With Senders and Receivers, one can apply an algorithm on the chain/nested-pile of work executed to ensure this. And that algorithm can be applied on the higher abstraction layers that know what the actual user needs.

Rephrasing the problem, a summary

Composing P0443 executors is an ad-hoc exercise. It's actually worse than that, because P0443 executors don't compose, you need to compose something more refined and more specific. Composing Networking TS completion handlers or asynchronous operations (which aren't even a thing in the NetTS APIs, so how would I be able to compose those other than in an ad-hoc manner?) seems like an ad-hoc and non-generic exercise. Whether they were designed for or ever deployed in larger-scale compositions that scale from low-level to high-level with any sort of uniformity, I don't know. Such a uniform model could perhaps be built on the completion handlers, but it can't be built on executors, and the problem with that is that everybody will build their own incompatible composition model.

Senders and Receivers were designed to facilitate the generic and scalable composition from the get-go. It's their driving design goal, to separate the work from how it's executed, to translate the results separate from what the work is, to queue both the work and its continuations to different contexts, all concern-separated from the work itself and its continuations, with a uniform model that allows generic algorithms to do the heavy lifting but yet be generic across different abstraction levels and layers. The design recognizes that there are arbitrarily many concrete implementations of a scheduler and a sender, but yet provides common facilities as algorithms that work with all of those concrete implementations, in a composable manner.

On the question of standardising existing practice

"This is not a problem, ASIO has been shipping this for years, and you can find a similar executor in java.util.concurrent."

Right. The first one doesn't seem to provide a composition model at all, so maybe these questions haven't come up. Maybe ASIO hasn't been used with an executor that can fail to run the continuation, like a deadline scheduler that might not be able to lazily acquire the resources needed for running the continuation. Maybe ASIO hasn't been used in an environment where such failures are an issue.

For the java executors, they always have an escape hatch of performing a dynamic cast down to a specific executor that can tell you whether it can report such errors to you. I don't know whether anyone does that, or whether such executors just haven't been used.

Such existing practice has a huge problem that it just plain can't handle errors that occur after submission. That's an irrecoverable data loss, and we know how to do better, because we have other existing practice where this is a solved problem, in libunifex.

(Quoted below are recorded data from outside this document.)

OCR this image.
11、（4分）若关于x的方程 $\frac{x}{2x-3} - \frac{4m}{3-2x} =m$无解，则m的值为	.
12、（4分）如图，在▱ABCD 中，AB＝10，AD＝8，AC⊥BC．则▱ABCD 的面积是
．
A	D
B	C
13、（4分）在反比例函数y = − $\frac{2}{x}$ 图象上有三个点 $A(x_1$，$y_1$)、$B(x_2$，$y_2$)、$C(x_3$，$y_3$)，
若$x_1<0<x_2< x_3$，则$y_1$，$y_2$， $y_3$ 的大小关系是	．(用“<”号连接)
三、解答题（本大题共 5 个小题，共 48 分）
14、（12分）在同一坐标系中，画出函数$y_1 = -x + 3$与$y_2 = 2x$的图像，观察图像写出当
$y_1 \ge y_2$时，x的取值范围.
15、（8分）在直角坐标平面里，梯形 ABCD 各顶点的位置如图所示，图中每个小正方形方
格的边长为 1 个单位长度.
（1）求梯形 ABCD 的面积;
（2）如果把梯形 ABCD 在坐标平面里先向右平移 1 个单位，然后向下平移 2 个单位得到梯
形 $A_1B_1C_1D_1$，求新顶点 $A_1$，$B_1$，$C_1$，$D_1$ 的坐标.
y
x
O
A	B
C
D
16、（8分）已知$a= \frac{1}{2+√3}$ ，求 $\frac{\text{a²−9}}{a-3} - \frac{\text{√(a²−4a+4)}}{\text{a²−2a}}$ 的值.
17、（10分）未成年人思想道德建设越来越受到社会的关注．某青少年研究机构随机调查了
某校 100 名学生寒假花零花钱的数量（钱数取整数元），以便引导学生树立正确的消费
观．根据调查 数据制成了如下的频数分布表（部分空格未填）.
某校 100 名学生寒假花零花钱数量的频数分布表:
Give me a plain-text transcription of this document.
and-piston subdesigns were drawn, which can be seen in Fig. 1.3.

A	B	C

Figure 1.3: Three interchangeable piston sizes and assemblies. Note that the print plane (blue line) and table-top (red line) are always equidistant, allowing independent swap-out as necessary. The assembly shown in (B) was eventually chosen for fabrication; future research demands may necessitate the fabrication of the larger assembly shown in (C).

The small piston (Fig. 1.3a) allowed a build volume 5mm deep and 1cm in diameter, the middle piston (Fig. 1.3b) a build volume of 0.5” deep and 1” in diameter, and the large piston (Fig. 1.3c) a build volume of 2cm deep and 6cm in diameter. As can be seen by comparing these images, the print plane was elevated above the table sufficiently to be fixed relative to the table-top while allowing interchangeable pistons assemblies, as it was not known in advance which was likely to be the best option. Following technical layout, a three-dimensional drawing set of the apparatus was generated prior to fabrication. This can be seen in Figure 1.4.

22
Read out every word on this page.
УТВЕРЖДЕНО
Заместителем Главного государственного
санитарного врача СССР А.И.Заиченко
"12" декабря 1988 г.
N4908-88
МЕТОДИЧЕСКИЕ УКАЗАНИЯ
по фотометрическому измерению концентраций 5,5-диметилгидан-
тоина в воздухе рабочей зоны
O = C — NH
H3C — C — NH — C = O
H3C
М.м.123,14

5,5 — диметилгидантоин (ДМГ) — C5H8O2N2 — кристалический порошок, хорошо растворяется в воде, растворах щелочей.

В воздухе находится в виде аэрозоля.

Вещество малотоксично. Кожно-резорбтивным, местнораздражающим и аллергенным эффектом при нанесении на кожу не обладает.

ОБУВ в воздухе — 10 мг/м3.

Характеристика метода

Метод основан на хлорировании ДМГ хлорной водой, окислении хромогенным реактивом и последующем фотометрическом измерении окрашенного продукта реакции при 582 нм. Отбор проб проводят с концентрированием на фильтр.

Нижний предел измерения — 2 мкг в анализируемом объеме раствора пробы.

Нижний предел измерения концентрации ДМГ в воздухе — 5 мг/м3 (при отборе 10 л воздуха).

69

Conclusion, i.e. "so what should we do?"

A minimal suggestion

At minimum, we need to axe the P0443 executor from the model of the Networking TS, and replace it with a P2300 scheduler. That way our Networking TS i/o code can fit into the scalable model. There are various impedance mismatches and efficiency concerns about that, so this may be an iffy exercise, and it will take time to design and implement.

A bold suggestion

Here's a rather straightforward suggestion:

  1. Stop spending energy on standardizing the Networking TS for C++23.
  2. Focus on making progress with Senders and Receivers.

Let's be bold. Let's make a decision. Various analyses lead into this outcome. We have a scalable model, let's later standardize a networking library that fits straight into that scalable model.